Even that, Newsom acknowledged politely, and entirely unfazed: “I’m mystical?”
Listen up: Immediate, effervescent and beholden of a personality that’s not transparently derivative of regional trends, Esso P’s Finally Focused just might be 2016’s Best Local Rap Album No One Outside the 916 Will Hear.
Even locally, this record feels bound to be criminally overlooked. It drops digitally on Wednesday, April 20, with a release party on Saturday, April 23, at Taqueria Jalisco (330 16th Street). Esso P invites the listener into his everyman rap life: the highs and lows of a productive pothead, the bonds formed and the breakdowns.
Finally Focused glides in on a cosmic jazz that’s reminiscent of Dungeon Family and Earthtone III production circa Outkast’s Stankonia crossbred with the downtempo of Zero 7. It’s the proper backdrop for the ZFG affiliate to lock into a heavy mental state that runs counter to typical stoner music. Esso P might trade celebratory wake ’n’ bake bars with C Plus on “3 Strains,” but “Remedy” explores the dark side to substance abuse. That yin-and-yang balance is present across the album. Seeking a Bonnie to his Clyde, “Pop Off” asks, “Is you down, babe?” over drowsy subterranean grooves, while “Don’t Chu” reiterates the inquiry over bouncy synths to Esso P’s confident croon of, “Ooh la la, you really wanna fuck with me, don’t chu?”
Finally Focused stumbles occasionally: “Love For Me” and “Thinkin Different” deflate early momentum. “Same Same (Intro)” sets a psychedelic, third-eye vision for the album, but it could do without James Franco’s crass “same same” speech from The Interview.

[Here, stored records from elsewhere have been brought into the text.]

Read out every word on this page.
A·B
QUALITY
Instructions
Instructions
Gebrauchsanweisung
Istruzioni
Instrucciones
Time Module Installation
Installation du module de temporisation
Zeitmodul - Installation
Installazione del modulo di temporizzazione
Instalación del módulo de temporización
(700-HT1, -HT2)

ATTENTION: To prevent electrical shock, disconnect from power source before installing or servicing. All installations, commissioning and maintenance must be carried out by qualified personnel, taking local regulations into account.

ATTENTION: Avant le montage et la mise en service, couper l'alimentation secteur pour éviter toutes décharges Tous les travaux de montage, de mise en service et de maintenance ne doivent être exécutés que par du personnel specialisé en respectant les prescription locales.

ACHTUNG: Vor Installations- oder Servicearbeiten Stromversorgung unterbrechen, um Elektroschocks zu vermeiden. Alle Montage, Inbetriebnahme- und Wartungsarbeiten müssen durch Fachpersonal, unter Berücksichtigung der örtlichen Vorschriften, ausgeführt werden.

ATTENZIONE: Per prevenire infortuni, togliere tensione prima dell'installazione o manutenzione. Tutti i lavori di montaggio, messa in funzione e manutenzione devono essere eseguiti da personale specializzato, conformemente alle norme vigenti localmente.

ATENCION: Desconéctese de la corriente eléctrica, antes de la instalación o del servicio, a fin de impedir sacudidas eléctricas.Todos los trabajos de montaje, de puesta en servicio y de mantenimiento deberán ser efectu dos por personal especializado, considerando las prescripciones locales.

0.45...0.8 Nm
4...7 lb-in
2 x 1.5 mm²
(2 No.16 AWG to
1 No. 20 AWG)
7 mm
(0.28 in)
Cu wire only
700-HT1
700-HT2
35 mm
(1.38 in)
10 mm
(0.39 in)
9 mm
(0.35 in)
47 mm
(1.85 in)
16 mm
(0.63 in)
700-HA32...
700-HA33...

He recovers with “Blowin It Up” and plateaus on “Paula” which features assassin-level turntablism by DJ Nocturnal and a tongue-twisting guest verse by fellow ZFG rapper Luke Tailor, who rightfully declares that Esso P messed up by letting him get a word in. It’s friendly competition that ends in a stalemate.
Invoking Stankonia might seem malapropos for a local artist, but repeated listens to Finally Focused reveal nuance to the production largely handled by Chinza//Fly and Mister Mammoth. Notably, Chinza//Fly is a credited producer on Nicki Minaj’s “Shanghai.” Esso P has connections to proven professionals, but the strength of Finally Focused remains provincial. Recordings were split between Soundcap Audio and engineer AlienLogik’s Elk Grove studio. AlienLogik’s mastering might unify the record’s atmospheric haze, but the catalyst was Esso P’s focus and clarity in pairing a sound simpatico to his woke ’n’ boke persona.